En 1938, la Alemania nazi invade Checoslovaquia y Milena se mete con todo en la resistencia, va por la calle con una estrella amarilla prendida en la ropa sin ser judía, y ayuda a escapar a personas en situaciones de riesgo. El 1º de noviembre de 1939 es detenida por la Gestapo en Praga, acusada de “conspiración para alta traición”. La llevan a Alemania y es absuelta en Dresde, luego de sufrir prisión en pésimas condiciones. Vuelve a Praga y entonces la Gestapo la envía al campo de concentración de Ravenstrück, donde su conducta animosa, solidaria, valiente y creativa ayuda a mejorar el día a día de la calidad de vida de las prisioneras, con una de las cuales, Grete Neumann, mantiene una gran amistad amorosa.

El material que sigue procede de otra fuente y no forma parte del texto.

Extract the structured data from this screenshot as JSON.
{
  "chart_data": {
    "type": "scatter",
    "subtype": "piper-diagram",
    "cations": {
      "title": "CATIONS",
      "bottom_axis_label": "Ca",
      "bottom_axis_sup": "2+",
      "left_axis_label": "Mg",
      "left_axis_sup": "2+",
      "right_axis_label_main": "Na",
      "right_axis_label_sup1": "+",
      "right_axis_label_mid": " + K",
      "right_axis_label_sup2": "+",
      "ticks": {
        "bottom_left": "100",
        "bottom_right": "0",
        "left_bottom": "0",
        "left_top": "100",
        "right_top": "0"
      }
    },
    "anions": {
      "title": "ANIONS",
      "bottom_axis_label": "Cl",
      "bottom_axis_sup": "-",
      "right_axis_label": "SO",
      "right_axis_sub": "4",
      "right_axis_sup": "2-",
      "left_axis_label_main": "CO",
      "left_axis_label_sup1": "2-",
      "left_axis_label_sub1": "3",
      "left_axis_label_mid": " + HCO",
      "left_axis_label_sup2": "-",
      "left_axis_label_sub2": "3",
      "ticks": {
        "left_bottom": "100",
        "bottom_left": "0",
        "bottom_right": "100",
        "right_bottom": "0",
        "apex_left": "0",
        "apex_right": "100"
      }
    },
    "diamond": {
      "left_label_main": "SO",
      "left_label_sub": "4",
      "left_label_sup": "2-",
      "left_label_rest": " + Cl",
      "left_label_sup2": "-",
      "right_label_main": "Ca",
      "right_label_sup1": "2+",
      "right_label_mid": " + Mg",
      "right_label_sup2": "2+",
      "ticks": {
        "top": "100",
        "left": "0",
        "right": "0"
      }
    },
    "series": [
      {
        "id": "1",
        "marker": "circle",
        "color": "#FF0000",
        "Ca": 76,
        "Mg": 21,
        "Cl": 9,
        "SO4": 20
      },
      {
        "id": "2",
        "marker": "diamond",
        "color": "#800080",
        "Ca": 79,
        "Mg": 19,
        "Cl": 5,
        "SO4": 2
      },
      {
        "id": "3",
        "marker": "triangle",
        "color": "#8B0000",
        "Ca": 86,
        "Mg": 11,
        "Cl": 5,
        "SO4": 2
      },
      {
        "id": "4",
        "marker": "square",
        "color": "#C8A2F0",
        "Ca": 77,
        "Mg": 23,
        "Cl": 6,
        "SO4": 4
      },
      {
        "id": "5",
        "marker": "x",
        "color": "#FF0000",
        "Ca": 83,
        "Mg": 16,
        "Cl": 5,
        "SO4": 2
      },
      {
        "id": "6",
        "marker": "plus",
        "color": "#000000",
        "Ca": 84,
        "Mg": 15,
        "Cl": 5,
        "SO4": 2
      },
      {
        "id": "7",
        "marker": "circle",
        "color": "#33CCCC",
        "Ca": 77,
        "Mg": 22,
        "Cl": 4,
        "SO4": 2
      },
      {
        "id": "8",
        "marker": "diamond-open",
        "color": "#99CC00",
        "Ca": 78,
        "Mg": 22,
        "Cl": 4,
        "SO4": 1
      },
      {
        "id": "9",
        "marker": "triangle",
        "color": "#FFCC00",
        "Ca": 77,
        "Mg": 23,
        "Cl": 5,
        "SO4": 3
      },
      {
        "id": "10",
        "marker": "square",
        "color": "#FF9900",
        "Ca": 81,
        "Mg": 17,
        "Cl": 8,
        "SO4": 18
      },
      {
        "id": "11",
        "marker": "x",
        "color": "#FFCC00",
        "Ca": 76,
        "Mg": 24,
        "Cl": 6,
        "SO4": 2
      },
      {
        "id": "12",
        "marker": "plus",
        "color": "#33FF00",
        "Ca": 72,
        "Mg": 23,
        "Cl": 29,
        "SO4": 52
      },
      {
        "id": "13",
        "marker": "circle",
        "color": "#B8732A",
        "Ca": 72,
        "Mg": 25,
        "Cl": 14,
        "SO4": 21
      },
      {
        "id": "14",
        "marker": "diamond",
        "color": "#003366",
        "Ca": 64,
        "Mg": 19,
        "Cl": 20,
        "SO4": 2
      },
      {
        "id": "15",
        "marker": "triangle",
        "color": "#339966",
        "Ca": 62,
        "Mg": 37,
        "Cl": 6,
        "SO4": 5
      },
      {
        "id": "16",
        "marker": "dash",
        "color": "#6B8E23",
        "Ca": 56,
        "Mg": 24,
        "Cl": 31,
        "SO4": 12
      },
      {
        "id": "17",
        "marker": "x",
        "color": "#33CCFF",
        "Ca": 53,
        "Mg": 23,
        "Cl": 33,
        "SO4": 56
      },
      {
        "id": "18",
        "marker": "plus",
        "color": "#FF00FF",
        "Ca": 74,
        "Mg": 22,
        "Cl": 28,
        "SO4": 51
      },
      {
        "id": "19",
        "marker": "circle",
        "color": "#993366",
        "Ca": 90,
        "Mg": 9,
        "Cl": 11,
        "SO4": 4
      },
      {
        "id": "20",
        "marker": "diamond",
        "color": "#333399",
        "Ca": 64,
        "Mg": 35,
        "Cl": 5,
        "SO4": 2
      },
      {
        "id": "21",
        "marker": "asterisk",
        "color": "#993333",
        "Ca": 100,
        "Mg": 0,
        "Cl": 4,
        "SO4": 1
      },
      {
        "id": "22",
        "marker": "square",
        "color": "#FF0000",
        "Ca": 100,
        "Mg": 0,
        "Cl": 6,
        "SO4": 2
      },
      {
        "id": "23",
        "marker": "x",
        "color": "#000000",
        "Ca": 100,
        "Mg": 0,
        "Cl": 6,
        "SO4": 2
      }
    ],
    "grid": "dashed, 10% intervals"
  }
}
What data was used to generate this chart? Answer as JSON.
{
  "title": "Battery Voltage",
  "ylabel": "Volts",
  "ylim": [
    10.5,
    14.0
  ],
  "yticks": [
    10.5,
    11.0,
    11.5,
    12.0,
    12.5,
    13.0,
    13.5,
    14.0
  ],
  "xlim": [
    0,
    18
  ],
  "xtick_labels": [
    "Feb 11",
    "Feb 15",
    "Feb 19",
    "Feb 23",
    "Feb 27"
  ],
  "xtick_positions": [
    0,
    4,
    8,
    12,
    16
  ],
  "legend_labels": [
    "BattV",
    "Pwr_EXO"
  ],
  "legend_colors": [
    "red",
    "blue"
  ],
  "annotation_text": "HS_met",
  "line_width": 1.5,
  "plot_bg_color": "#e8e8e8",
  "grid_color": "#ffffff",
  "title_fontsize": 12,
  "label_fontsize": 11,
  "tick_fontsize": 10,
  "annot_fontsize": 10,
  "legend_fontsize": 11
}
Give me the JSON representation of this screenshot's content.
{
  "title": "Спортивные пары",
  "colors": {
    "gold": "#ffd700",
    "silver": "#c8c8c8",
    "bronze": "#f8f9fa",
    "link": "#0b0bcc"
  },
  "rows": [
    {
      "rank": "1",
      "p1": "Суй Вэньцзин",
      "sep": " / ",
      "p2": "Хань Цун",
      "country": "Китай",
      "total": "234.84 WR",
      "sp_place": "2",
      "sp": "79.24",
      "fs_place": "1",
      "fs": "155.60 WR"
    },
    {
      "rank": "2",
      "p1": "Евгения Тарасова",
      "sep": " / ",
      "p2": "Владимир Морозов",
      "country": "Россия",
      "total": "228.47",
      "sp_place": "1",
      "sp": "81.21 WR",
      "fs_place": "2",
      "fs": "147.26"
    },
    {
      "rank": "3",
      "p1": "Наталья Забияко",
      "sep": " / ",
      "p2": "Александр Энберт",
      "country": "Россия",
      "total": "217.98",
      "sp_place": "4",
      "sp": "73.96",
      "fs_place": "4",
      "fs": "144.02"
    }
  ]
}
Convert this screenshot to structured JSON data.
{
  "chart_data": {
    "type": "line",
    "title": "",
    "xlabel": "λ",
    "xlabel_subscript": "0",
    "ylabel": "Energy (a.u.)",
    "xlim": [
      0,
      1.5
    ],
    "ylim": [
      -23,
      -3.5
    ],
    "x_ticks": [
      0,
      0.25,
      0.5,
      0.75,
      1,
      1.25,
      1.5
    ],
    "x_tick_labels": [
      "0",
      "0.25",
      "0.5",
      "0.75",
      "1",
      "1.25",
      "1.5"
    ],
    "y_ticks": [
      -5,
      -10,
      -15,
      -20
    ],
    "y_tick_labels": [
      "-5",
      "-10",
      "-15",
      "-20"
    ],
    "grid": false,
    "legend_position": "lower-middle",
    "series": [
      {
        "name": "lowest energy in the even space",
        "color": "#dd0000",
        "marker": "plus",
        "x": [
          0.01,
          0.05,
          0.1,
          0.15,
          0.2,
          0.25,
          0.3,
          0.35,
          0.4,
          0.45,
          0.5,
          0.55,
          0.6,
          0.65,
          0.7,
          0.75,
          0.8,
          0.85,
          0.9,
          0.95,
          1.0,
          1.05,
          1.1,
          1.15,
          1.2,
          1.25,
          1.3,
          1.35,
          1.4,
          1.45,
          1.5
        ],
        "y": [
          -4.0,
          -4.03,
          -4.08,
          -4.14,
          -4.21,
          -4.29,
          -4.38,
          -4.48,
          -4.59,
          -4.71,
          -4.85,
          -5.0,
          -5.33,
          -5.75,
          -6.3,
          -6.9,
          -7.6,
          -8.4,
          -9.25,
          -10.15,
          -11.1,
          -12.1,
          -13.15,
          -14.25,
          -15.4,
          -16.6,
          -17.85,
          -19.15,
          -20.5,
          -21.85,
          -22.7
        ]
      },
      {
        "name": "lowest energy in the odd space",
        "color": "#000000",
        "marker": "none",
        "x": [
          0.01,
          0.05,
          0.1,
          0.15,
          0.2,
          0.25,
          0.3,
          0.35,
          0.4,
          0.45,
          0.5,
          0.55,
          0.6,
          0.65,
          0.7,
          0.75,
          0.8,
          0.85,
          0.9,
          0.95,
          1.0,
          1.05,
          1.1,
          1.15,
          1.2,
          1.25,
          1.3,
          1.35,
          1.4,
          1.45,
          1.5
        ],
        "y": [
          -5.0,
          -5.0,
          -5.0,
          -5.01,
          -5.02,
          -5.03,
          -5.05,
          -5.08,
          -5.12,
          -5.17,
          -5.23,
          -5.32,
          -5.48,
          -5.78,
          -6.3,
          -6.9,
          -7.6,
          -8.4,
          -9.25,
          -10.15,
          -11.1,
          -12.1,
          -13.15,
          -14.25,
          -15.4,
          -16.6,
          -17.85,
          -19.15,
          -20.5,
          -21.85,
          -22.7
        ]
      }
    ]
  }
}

El dramaturgo Jorge Palant tuvo la provocadora idea de convocar a este personaje tan desmedido –que murió en 1944, de una infección en el campo– y oponerlo a Kevin Carter, el fotoperiodista sudafricano que se suicidó en 1992, a los 33, un año después de sacar esa foto que ganó el Pulitzer, la de la niña sudanesa a punto de desfallecer antes de alcanzar una magra ración de comida, mientras un buitre espera detrás a su presa. En la pieza Réquiem se despliegan dos visiones del mundo divergentes, incompatibles, encontradas: la de la mujer que declara que al entrar en el campo eligió vivir, y la del hombre que luego de capturar esa imagen se sentó a llorar porque decidió que no podía con un gesto de ayuda resolver el futuro de esa chica pasada de hambre, y apenas atinó a espantar el buitre. Ambos, en el siglo XX, en distintas épocas y latitudes, han sido testigos del genocidio. Milena, víctima directa, apuesta a la solidaridad, a la dignidad, descubre una risa con la que, desde su libertad interior, clausura por momentos la maldad, la estupidez, el dolor. Kevin, en cambio, más cerca del universo sin salida y sin esperanza de Kafka, no ha podido superar el veredicto de su padre (“no podemos hacer nada”) y tampoco soportó la presión periodística (“¿qué hizo usted por la niña?”), la muerte y dispersión de los compañeros que habían jurado dar testimonio. Milena comprende su malestar, advierte su buena fe y encuentra palabras justas para confortarlo. En un último gesto piadoso, tierno, reparador, lo recibe en su regazo, como alguna vez a Kafka. Una pietà sugerida que cierra un espectáculo conmocionante y polémico, en el que se aúnan la calidad del texto y los hallazgos de una muy estilizada puesta en escena de Daniel Suárez Marzal, respaldada por la sutil iluminación de Nicolás Trovato, los diseños de escenografía y vestuario que se integran a la concepción visual y conceptual del director. En un clima escénico despegado del todo naturalismo, de un distanciamiento ascético pero que no excluye emociones que apelan a la participación del público, resultan admirables las actuaciones de Ana María Castel y Sergio Surraco.